At the same time, the report notes that some of the bigger hedge fund fish are also bowing to investors’ demands – especially when a large allocation is dangling in front of them, or the prospect of an additional juicy worm from an already-hooked and baited investor.
But even the best reconciliations have their still-sore spots. On the manager side, there is still hesitancy among larger and more established funds to give investors the kind of transparency and liquidity they seek – for the simple reason that they don’t have to. Moreover, top performers report that their management and performance fees remain where they were before the crisis.
Investors, meanwhile, are playing the jilted post-infidelity wife going for the mink coat and diamond earrings – making significant demands on hedge fund managers.
“Selection criteria is exacting. Due diligence is intense. Investor demands for transparency, liquidity and controls are acute,” notes the report. “We believe that these trends are secular, not simply a hangover from the crisis period.”
The good news is that investors are committed to the relationship for the long term. Some 90% said the duration of their typical hedge fund investment is longer than two years, while most reported that the typical duration is two to five years.
A full 25% of those surveyed said their typical investment in hedge funds is held for more than five years – a marked increase from the 16% that gave the same response in 2008, when redemptions were quite common.
A side note in the report’s findings was on so-called tail-risk product, something that barely existed three years ago but more recently has become a must-have for many institutional investors. Some 35% of respondents indicated that they expect to invest in a tail risk product in 2011 versus 24% in 2010, suggesting investors “will be looking over their shoulders for some time to come.”
There are lots of others reasons to expect that hedge funds and investors will remain a happy item for a long time to come. Survey respondents reported that they have less than 10% of their portfolios in cash, whereas in 2008, 53% had more than 10%, indicating that they have begun to put capital to work.

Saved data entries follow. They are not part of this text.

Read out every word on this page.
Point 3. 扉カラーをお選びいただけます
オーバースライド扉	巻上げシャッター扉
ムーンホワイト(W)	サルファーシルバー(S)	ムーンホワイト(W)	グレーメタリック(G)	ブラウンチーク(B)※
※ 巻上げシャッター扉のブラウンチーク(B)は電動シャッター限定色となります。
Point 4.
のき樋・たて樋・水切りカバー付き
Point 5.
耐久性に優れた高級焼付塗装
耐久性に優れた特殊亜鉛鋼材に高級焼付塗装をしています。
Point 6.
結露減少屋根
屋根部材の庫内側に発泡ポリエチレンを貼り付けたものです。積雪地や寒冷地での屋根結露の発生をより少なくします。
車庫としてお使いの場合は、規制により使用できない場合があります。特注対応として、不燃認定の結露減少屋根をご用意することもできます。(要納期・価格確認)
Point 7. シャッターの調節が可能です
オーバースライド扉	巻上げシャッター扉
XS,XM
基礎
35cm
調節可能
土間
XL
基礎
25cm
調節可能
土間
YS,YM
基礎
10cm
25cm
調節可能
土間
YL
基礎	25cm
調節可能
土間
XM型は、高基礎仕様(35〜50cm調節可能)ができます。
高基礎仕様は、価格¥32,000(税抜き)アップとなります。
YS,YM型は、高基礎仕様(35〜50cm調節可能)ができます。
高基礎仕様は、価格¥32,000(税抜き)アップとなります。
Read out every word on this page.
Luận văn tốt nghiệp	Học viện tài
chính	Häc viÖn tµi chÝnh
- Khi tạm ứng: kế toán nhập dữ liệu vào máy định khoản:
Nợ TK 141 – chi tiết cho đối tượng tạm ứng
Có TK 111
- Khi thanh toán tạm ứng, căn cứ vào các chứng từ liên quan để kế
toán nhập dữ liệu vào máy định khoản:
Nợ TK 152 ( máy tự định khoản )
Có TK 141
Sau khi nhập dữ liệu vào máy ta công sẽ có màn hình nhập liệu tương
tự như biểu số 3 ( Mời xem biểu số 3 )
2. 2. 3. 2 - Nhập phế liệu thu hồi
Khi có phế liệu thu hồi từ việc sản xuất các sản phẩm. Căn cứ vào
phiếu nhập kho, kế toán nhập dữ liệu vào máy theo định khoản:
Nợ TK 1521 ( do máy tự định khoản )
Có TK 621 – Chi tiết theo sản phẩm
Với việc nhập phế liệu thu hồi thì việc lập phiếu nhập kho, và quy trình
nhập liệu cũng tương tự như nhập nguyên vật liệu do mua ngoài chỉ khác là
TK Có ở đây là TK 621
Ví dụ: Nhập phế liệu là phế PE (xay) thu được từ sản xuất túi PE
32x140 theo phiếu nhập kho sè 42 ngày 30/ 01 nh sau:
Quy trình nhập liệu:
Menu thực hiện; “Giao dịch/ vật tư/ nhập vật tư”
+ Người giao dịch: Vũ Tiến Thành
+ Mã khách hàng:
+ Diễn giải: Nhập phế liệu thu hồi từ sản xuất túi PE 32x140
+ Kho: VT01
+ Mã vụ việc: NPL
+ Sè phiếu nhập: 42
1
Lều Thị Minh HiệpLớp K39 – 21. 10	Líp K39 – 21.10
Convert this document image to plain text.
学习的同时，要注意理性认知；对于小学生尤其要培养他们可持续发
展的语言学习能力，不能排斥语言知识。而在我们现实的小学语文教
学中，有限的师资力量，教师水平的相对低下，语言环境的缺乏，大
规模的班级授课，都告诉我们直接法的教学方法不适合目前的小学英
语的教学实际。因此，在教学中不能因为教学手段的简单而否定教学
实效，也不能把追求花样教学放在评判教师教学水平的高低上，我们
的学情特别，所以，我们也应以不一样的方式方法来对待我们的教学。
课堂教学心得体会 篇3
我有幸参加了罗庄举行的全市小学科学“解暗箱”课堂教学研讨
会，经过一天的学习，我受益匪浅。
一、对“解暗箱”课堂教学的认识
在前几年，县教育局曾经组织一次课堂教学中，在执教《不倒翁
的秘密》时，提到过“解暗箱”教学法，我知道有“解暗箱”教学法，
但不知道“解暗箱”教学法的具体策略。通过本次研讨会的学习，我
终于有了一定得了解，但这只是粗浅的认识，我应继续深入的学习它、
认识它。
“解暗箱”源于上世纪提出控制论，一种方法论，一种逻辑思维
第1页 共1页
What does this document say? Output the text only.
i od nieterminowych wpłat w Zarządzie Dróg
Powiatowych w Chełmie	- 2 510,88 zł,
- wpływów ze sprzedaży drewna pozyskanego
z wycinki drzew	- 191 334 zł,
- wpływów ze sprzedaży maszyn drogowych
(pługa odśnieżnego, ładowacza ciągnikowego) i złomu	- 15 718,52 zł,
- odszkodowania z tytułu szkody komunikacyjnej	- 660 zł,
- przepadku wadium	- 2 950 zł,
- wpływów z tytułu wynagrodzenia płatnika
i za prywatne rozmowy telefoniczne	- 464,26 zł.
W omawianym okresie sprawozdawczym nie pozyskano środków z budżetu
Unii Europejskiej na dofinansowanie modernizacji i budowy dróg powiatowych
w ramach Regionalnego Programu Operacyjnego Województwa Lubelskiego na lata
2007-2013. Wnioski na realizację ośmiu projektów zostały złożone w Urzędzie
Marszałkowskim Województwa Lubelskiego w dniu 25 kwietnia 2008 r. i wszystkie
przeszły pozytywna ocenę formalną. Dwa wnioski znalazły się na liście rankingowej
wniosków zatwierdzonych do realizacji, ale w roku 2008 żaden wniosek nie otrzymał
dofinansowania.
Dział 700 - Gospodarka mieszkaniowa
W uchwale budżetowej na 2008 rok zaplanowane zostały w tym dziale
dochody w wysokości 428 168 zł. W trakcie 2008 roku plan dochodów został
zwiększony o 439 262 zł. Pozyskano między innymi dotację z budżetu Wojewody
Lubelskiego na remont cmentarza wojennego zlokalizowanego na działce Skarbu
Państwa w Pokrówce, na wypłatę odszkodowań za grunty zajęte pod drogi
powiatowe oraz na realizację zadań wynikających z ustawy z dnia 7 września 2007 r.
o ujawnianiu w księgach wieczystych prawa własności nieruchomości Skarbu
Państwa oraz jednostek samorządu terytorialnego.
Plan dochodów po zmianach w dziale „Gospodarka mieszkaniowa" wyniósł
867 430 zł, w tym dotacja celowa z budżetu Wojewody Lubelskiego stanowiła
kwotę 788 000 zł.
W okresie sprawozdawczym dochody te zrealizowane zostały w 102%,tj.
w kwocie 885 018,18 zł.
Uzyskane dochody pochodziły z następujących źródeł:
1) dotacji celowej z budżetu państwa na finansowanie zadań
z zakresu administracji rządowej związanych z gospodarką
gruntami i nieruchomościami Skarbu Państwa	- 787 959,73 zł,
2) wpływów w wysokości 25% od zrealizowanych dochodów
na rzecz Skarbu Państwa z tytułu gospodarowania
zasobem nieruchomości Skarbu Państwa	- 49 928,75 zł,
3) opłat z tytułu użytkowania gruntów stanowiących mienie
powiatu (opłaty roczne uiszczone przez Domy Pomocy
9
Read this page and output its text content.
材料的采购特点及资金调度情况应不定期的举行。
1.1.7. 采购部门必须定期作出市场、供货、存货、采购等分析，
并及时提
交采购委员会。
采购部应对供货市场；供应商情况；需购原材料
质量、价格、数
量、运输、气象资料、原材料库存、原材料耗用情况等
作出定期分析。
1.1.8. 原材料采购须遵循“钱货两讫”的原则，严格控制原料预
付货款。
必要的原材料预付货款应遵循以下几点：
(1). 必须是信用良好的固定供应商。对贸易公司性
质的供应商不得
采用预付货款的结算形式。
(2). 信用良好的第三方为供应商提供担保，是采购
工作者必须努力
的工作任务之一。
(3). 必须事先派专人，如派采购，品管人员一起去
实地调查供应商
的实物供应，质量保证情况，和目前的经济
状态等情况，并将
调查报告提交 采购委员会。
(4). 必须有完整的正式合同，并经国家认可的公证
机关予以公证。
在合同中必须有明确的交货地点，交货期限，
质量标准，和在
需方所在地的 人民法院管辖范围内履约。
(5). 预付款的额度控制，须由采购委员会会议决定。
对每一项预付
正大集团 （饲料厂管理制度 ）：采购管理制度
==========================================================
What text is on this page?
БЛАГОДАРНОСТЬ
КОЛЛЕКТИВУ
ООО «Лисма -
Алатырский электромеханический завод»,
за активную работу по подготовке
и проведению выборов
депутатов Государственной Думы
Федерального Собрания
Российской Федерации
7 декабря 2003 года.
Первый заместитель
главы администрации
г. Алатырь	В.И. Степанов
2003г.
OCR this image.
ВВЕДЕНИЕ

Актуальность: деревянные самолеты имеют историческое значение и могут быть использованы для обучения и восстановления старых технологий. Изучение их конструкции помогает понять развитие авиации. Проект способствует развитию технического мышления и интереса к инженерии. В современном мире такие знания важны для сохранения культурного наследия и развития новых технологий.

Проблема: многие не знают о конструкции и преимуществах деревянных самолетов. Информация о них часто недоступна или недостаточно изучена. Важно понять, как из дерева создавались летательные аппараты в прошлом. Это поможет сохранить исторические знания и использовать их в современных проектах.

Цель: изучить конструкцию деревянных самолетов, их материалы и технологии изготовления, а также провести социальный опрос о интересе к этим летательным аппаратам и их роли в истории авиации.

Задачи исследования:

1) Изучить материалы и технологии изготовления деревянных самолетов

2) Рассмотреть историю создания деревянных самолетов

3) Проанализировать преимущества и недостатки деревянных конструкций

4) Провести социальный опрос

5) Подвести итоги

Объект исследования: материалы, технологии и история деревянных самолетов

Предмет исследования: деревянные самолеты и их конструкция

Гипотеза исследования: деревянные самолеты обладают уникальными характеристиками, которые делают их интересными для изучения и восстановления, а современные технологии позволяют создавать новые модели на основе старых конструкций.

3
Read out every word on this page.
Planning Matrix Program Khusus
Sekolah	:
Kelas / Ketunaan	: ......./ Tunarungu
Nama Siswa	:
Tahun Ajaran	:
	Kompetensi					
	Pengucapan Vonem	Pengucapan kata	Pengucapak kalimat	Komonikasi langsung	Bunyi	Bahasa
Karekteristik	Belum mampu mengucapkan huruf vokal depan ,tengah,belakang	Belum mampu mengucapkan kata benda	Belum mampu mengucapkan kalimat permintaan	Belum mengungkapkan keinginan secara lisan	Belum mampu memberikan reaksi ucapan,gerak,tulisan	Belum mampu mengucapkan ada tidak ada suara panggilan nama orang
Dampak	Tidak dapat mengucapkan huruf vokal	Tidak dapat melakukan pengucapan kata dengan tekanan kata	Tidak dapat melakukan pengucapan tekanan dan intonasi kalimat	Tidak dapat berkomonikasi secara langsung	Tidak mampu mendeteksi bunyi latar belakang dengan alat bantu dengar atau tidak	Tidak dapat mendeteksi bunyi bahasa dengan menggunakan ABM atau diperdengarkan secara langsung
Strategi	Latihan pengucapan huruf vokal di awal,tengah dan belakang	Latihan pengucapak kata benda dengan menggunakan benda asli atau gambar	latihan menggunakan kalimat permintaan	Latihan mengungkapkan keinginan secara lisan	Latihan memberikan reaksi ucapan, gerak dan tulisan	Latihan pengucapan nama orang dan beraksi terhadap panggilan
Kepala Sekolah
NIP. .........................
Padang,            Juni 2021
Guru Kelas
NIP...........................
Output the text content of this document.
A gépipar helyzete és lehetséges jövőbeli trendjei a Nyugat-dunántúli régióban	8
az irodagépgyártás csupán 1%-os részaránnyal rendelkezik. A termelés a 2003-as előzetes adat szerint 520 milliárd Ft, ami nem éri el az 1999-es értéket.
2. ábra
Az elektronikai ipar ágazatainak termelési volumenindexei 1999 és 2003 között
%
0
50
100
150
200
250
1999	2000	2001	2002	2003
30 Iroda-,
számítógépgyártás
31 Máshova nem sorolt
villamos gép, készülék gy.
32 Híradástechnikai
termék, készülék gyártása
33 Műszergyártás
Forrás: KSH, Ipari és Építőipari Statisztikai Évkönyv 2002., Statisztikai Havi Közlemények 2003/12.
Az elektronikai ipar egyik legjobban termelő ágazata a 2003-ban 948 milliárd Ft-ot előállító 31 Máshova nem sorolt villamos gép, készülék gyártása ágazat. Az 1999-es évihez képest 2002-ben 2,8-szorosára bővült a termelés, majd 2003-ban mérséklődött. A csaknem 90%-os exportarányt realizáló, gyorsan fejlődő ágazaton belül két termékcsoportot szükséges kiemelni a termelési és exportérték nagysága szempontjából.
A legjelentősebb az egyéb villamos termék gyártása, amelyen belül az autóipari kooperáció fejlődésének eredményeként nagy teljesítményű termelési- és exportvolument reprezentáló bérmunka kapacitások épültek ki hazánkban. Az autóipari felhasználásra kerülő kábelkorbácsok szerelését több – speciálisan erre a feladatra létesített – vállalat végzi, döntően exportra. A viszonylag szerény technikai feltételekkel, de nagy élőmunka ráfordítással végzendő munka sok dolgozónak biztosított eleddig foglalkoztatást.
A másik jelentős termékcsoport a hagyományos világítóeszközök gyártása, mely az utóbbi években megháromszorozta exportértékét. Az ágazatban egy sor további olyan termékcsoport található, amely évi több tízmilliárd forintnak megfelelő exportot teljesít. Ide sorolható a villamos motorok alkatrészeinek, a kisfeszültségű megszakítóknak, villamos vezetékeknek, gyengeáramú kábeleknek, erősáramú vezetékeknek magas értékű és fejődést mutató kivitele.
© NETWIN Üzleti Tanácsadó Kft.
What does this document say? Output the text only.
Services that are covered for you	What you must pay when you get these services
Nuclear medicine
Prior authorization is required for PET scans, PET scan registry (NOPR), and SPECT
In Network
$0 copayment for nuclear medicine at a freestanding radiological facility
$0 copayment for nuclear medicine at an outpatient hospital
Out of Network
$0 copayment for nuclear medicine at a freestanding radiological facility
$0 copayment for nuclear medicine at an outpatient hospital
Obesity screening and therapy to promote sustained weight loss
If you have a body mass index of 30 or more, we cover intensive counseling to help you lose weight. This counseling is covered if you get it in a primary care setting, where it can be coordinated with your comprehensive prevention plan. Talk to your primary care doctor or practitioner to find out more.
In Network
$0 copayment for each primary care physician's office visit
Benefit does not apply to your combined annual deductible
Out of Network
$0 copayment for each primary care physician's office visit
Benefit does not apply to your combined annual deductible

In 2009, 18% that 75% of their hedge funds had returned to their high water marks. This year, half of the respondents said that at least 75% of the managers that they invested in had reached their high water marks.
In short, hedge funds will likely continue to play “the good wife” as investors continue their march towards making alternatives part of the bigger portfolio picture – at least until they get to a point of irreconcilable differences.